Two boys playing cricket on a remote highway in the mountains of Pakistan
Two boys playing cricket just off the Karakoram Highway

While traveling the Karakoram Highway through Pakistan I stopped in Passu for three nights. My memory of Passu in July of 1989 was it just being made up of a small collection of houses. Nothing else. One of those was the guest house that I stayed in. This was run by a lovely man who use to be in the Pakistan army. Because of his military career, and despite what the isolation of his guest house might suggest, he had a good knowledge of the world outside of the mountains where he now lived. I remember his son playing with a pen knife that I was carrying and asking how much it cost? I mentally converted the UK Sterling price to Pakistan Rupees, and told the young boy. The price would have seemed ridiculous in that small isolated world, and he could not believe what I just shared. His father gave me a knowing nod.

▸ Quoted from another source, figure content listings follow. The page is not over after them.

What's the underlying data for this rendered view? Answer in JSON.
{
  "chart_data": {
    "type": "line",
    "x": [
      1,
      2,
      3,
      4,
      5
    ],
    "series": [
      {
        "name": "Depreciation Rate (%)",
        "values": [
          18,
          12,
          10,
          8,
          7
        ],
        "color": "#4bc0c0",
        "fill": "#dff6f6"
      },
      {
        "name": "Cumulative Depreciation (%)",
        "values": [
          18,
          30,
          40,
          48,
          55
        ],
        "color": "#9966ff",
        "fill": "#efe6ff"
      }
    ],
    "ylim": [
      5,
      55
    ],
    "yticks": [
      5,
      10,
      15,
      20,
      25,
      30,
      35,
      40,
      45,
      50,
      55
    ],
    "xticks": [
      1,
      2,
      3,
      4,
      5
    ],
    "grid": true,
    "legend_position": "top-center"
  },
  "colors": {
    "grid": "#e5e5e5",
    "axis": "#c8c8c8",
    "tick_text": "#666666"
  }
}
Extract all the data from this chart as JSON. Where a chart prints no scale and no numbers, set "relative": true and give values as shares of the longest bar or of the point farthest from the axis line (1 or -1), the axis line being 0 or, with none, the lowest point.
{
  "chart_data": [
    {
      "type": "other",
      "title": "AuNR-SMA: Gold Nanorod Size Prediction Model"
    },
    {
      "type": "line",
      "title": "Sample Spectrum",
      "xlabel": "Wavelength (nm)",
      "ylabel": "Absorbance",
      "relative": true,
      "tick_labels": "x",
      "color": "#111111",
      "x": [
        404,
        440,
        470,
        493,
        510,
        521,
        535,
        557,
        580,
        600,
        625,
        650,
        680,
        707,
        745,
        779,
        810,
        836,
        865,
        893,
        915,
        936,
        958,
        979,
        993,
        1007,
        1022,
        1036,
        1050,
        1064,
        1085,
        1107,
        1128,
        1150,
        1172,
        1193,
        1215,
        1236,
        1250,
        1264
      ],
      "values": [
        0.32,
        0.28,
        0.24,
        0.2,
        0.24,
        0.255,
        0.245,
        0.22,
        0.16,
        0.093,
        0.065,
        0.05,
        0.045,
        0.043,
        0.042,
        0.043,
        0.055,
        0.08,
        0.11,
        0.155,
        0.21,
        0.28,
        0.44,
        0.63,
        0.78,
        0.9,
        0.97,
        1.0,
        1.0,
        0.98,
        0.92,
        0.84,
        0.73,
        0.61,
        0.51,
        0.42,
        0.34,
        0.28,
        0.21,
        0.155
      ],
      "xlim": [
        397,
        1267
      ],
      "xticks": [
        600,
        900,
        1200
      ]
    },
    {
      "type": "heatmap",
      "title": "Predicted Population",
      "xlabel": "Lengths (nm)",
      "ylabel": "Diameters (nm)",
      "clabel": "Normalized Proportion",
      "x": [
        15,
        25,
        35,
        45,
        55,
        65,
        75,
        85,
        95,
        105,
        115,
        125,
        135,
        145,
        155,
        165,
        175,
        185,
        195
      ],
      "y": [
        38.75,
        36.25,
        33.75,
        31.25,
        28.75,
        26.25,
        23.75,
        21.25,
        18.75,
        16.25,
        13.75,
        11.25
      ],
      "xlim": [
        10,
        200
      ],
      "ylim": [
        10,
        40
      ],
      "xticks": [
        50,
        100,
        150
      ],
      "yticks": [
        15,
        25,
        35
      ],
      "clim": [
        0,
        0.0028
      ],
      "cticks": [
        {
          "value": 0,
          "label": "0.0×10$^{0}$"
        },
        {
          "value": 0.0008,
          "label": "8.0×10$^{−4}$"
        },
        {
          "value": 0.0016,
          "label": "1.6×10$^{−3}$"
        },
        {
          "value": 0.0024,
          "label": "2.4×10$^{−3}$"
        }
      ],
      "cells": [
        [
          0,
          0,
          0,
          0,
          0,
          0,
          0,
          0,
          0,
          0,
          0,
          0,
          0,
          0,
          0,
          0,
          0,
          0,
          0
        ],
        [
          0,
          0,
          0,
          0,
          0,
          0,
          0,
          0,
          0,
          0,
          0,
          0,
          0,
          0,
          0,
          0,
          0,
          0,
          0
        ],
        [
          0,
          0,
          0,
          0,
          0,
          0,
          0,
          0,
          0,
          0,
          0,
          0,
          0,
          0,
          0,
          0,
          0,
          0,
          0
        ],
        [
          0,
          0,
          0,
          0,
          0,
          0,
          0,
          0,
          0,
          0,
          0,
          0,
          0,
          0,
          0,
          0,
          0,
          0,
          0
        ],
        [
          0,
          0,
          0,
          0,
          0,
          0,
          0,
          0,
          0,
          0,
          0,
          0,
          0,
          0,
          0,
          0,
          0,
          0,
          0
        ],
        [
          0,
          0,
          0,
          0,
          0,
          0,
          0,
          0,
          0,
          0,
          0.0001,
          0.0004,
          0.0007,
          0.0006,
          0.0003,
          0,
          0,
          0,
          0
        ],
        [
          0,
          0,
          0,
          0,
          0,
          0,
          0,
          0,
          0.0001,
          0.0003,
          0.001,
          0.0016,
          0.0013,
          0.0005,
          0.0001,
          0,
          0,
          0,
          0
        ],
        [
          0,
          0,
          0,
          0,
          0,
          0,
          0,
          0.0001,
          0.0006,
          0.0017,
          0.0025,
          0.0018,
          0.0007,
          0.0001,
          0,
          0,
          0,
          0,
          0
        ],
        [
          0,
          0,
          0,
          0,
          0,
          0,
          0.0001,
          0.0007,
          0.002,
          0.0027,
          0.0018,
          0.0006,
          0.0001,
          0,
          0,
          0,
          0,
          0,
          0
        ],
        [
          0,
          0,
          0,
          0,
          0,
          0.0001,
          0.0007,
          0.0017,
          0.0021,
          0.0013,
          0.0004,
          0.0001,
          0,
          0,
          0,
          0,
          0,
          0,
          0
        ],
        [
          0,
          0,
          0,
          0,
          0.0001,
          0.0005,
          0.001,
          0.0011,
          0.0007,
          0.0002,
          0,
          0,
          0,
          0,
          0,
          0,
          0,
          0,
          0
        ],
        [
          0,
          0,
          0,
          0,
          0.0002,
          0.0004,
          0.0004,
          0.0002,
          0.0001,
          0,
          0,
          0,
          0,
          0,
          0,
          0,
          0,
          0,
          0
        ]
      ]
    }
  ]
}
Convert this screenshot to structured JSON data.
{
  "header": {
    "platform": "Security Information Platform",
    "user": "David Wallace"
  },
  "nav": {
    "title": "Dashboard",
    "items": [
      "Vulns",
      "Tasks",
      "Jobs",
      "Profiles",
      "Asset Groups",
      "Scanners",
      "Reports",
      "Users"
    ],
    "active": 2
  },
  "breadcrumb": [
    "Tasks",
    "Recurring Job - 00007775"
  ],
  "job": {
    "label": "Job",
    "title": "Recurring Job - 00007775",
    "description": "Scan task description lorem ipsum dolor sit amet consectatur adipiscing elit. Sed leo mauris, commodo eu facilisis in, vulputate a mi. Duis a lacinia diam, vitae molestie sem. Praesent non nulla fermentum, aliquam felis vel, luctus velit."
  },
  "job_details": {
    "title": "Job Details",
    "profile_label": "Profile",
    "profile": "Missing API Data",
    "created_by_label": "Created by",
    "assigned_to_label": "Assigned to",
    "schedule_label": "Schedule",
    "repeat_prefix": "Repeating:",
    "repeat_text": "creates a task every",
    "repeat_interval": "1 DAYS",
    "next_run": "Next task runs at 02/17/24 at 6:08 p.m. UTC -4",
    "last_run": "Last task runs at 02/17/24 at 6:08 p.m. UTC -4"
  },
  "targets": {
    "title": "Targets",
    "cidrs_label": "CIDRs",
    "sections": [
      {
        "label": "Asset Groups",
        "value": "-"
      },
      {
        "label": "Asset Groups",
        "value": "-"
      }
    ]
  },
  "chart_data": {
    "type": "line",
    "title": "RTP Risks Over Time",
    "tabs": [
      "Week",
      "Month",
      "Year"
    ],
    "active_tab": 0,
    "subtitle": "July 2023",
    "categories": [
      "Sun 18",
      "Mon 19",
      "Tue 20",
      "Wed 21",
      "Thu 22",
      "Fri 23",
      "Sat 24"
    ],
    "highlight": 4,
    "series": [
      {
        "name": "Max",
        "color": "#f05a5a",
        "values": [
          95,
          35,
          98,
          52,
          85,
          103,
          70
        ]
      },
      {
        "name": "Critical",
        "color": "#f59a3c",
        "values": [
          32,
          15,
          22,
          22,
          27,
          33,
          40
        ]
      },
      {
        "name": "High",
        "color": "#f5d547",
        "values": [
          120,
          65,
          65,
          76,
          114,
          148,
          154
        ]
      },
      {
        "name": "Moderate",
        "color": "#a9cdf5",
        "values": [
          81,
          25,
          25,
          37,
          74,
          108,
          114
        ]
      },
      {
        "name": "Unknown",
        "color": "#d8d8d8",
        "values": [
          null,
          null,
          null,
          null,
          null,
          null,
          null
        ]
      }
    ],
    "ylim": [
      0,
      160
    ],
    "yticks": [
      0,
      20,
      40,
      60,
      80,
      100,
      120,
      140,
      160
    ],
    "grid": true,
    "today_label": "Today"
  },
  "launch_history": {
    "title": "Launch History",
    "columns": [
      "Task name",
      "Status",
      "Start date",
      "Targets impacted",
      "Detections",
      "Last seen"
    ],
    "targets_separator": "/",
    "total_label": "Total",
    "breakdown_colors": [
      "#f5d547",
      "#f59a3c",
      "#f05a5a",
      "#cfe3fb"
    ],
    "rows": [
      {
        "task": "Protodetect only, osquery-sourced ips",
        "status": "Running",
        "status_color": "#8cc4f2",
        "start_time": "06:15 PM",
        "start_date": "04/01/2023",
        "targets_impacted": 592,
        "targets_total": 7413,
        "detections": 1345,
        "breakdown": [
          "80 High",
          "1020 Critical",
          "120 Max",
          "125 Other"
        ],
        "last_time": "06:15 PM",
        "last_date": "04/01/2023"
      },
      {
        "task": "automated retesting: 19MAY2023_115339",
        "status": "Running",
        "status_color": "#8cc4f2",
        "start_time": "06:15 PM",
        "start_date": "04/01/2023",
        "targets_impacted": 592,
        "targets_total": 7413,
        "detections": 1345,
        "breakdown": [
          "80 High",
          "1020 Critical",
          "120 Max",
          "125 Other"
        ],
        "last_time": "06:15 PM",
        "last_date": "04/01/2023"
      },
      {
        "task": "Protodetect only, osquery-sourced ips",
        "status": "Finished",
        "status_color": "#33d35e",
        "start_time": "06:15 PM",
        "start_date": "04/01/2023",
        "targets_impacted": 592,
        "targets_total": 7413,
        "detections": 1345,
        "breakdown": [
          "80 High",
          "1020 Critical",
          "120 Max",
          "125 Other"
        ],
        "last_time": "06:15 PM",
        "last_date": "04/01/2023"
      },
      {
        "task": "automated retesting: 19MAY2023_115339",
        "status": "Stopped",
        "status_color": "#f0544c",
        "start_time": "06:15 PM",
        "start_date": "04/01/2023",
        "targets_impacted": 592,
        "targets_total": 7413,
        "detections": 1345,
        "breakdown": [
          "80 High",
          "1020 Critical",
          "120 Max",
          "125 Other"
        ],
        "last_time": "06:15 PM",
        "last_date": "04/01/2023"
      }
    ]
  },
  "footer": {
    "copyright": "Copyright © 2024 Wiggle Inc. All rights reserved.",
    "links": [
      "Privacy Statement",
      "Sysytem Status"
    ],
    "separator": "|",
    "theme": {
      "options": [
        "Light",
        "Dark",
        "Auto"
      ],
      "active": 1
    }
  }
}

Passu was near to the tongue of the both the Passu and Batura Glaciers. Surrounded by the peaks of the Karakoram mountains, I found it a spectacular place to immerse myself in the wildness of nature. The scale of all that surround me gave one a sense of insignificance. Traffic on the highway was next to nothing, allowing the safe space for these two boys to play a game of cricket just a cricket ball’s throw from the road.

Grey, rugged, sharp mountain peaks with a little snow on them, surrounded by cloud
Mountain peaks over looking Passu

I write this remembering overcast days. Fresh clean, clear air allowing a clarity of thought. And the high mountain peaks, alongside the air quality and ruggedness of the terrain, all reminding me that I was near the roof of the world.